The use of CAM is widespread and growing in populations where evidence-based medicine is dominant.[25,26] US adults spent $33.9 billion out-of-pocket annually on CAM visits and products, whereas one in every two European citizens uses CAM, which underlines the breadth of CAM use nowadays.[25,26] Apart from reporting CAM use rates in chronic liver disease patients, it is equally important to gain insight in why patients opt for non-conventional medical therapies. This study showed that most patients used CAM for reasons unrelated to their chronic liver disease, except for herbal medicine. A possible explanation is that the most commonly used herbal products milk thistle (Silybum marianum) and several Traditional Chinese Medicine products have been associated with hepatoprotective effects, while the efficacy of other CAM therapies is less clear.[12,27–30] Additionally, the non-liver related use of CAM could reflect an increasing demand for 'salutogenesis', an approach that focuses on determinants of well-being, rather than on determinants of disease, and is key to the CAM paradigm.[31]

Strong aspects of this study are the inclusion of a large, multi-ethnic cohort of CHB patients who completed an extensive survey on CAM-related factors. Conversely, the inherent recall bias for questionnaires and cross-sectional design restricted us to study long-term consequences of CAM use.

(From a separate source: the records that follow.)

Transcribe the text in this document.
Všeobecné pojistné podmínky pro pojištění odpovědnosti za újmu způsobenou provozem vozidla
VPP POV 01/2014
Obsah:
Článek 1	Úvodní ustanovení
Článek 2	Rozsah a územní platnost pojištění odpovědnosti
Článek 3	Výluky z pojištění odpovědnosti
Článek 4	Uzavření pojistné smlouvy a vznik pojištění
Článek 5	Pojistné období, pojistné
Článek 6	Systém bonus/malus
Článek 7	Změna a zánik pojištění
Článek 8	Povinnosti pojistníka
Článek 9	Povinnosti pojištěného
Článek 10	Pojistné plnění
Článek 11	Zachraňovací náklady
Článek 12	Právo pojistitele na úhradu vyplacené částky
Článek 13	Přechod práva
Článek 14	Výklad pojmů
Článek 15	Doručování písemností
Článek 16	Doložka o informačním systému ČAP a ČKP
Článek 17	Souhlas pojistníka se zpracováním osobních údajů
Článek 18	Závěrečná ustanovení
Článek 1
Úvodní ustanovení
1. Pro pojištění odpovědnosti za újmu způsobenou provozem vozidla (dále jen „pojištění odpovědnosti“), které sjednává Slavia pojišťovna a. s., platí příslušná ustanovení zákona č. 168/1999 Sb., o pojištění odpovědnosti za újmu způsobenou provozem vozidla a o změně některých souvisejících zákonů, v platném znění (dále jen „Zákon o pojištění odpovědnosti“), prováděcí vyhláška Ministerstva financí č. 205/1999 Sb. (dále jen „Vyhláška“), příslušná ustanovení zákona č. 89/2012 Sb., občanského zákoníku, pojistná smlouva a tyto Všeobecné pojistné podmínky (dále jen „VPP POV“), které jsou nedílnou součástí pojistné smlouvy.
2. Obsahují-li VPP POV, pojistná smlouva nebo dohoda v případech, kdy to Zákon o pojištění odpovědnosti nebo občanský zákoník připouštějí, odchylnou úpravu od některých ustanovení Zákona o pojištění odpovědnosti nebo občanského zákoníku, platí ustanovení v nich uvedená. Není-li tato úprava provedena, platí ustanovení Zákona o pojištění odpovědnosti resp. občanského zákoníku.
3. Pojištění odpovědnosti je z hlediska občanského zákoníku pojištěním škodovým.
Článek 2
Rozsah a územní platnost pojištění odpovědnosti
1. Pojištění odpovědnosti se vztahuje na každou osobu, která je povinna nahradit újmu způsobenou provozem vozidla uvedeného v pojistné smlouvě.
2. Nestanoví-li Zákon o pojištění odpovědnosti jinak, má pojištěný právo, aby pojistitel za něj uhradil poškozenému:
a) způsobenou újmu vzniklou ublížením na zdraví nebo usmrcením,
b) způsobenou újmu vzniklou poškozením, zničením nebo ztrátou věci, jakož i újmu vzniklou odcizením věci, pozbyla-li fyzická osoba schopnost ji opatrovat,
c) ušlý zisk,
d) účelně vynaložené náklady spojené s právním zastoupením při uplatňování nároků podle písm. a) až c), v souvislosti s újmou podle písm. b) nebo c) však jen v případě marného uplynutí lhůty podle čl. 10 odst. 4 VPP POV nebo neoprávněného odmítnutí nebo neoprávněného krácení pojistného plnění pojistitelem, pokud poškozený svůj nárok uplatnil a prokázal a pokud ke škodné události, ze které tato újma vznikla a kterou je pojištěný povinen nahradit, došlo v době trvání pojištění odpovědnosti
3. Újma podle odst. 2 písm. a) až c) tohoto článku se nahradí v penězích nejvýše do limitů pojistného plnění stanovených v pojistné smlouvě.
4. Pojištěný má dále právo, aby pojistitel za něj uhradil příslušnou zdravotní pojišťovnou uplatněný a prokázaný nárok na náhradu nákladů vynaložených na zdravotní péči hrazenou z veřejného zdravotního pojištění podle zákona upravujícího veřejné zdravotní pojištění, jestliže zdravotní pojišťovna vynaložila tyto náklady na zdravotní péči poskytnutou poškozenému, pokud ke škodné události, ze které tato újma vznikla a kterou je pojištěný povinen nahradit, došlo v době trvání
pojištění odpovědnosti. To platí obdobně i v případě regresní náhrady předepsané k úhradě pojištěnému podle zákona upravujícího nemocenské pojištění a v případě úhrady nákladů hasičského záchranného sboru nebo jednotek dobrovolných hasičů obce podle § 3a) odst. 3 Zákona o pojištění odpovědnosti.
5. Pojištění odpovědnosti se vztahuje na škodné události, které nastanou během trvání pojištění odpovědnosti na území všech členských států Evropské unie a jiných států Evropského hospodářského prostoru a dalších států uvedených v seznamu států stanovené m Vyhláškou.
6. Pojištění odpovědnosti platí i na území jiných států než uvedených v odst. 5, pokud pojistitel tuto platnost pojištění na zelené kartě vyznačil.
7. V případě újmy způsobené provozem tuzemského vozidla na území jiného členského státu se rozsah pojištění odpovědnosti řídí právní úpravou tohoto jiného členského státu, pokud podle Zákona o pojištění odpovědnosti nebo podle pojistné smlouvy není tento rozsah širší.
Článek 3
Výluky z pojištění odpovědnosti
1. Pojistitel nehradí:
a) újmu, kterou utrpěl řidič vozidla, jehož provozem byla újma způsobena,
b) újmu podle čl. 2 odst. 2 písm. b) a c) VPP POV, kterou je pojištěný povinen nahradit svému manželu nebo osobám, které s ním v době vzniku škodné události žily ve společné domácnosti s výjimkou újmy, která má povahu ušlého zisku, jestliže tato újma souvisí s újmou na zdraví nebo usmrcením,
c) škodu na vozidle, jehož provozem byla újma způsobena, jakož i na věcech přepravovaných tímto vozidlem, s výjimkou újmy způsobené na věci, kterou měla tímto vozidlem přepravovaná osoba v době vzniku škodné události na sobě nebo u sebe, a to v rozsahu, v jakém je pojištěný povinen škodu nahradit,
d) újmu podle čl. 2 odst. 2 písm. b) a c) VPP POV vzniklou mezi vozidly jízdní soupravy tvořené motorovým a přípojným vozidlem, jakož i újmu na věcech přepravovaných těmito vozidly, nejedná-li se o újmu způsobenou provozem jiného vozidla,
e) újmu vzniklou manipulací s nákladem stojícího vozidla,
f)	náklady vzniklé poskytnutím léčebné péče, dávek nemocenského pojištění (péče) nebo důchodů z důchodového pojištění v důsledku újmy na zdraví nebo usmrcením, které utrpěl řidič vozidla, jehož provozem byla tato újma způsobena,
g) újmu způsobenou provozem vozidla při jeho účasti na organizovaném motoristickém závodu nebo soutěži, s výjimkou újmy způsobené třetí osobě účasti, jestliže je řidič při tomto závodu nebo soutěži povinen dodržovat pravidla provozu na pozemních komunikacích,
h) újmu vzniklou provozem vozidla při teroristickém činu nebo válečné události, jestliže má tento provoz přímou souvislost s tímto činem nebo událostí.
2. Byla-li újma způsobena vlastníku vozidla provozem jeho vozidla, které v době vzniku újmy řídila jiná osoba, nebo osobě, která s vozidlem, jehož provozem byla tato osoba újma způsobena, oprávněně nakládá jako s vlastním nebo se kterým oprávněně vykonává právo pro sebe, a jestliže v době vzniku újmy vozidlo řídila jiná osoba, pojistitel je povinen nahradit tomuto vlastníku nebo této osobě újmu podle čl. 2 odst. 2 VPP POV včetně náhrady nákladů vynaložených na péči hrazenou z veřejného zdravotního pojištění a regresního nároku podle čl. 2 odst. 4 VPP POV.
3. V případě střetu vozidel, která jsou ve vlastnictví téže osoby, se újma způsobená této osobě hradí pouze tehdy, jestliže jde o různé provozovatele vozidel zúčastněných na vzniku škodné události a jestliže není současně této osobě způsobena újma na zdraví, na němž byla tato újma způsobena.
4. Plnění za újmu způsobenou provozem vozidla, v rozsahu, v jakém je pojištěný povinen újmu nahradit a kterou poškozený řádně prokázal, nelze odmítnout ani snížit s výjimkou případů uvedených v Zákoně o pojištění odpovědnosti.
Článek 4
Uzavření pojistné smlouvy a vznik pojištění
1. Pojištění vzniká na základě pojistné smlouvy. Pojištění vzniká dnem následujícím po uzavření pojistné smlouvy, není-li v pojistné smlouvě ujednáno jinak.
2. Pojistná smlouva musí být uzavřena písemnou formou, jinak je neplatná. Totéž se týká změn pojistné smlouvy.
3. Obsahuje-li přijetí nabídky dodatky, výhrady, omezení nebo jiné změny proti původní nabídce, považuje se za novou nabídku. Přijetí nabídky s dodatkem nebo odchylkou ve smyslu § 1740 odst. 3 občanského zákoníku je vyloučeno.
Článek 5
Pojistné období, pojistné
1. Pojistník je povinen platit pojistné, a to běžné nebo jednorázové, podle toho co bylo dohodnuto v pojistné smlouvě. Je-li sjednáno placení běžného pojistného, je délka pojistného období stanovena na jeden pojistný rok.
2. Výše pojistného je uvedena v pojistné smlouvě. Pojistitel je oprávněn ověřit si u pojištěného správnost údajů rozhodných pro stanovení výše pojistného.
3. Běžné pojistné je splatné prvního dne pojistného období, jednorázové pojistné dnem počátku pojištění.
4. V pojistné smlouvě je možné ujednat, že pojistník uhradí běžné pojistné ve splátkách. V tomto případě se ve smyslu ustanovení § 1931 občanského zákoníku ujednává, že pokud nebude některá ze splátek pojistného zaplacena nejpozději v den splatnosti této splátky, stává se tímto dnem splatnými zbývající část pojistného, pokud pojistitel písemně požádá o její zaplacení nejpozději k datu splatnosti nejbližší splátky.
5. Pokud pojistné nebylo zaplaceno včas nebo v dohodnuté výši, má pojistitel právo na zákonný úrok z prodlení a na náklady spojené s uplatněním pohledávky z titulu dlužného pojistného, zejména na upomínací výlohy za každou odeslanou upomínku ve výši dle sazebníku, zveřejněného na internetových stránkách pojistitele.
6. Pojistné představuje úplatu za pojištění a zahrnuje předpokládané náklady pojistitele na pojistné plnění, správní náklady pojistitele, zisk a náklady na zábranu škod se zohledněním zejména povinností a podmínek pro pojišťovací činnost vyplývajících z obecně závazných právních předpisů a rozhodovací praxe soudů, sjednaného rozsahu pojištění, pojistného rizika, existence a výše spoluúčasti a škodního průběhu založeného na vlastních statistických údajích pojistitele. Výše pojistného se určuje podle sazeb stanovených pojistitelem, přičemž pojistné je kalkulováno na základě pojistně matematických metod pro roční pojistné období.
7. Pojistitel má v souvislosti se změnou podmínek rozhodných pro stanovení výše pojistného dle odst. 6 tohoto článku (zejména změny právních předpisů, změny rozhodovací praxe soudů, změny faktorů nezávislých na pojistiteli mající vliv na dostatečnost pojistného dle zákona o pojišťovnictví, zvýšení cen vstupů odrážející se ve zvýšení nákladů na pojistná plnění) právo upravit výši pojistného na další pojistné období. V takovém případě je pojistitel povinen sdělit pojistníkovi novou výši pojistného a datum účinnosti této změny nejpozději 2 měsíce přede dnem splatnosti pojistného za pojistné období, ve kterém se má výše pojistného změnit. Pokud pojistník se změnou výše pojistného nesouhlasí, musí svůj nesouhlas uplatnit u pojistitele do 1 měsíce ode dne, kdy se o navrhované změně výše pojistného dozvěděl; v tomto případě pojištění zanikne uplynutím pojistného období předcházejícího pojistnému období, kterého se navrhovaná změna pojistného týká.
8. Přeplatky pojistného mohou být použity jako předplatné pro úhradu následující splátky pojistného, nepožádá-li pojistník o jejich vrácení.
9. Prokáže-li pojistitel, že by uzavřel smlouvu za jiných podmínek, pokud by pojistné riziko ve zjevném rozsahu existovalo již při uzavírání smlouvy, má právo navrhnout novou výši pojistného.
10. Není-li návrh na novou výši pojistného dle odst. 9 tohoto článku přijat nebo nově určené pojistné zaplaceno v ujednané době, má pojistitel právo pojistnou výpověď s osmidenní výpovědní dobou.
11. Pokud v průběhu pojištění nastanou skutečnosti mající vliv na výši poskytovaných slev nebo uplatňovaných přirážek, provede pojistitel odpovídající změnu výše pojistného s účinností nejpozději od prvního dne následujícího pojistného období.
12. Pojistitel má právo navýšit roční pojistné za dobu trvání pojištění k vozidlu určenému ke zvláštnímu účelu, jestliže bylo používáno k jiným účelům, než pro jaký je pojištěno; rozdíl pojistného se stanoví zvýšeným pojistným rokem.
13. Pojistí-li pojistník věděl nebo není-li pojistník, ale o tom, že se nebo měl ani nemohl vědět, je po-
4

Future studies on CAM use in CHB could focus on these long-term effects and associated factors.

In summary, CAM use in this clinic-based population of CHB patients was common and the CAM products that patients used, primarily vitamin and mineral preparations, appeared to be safe. Few patients had used CAM products that were considered to be harmful. CAM use was associated with female sex, higher socio-economic status, lower HBV DNA and a family history of CHB; not with ethnic background, antiviral treatment or liver disease severity. Most treating physicians had not inquired about the use of CAM, neither had most of the patients discussed its use.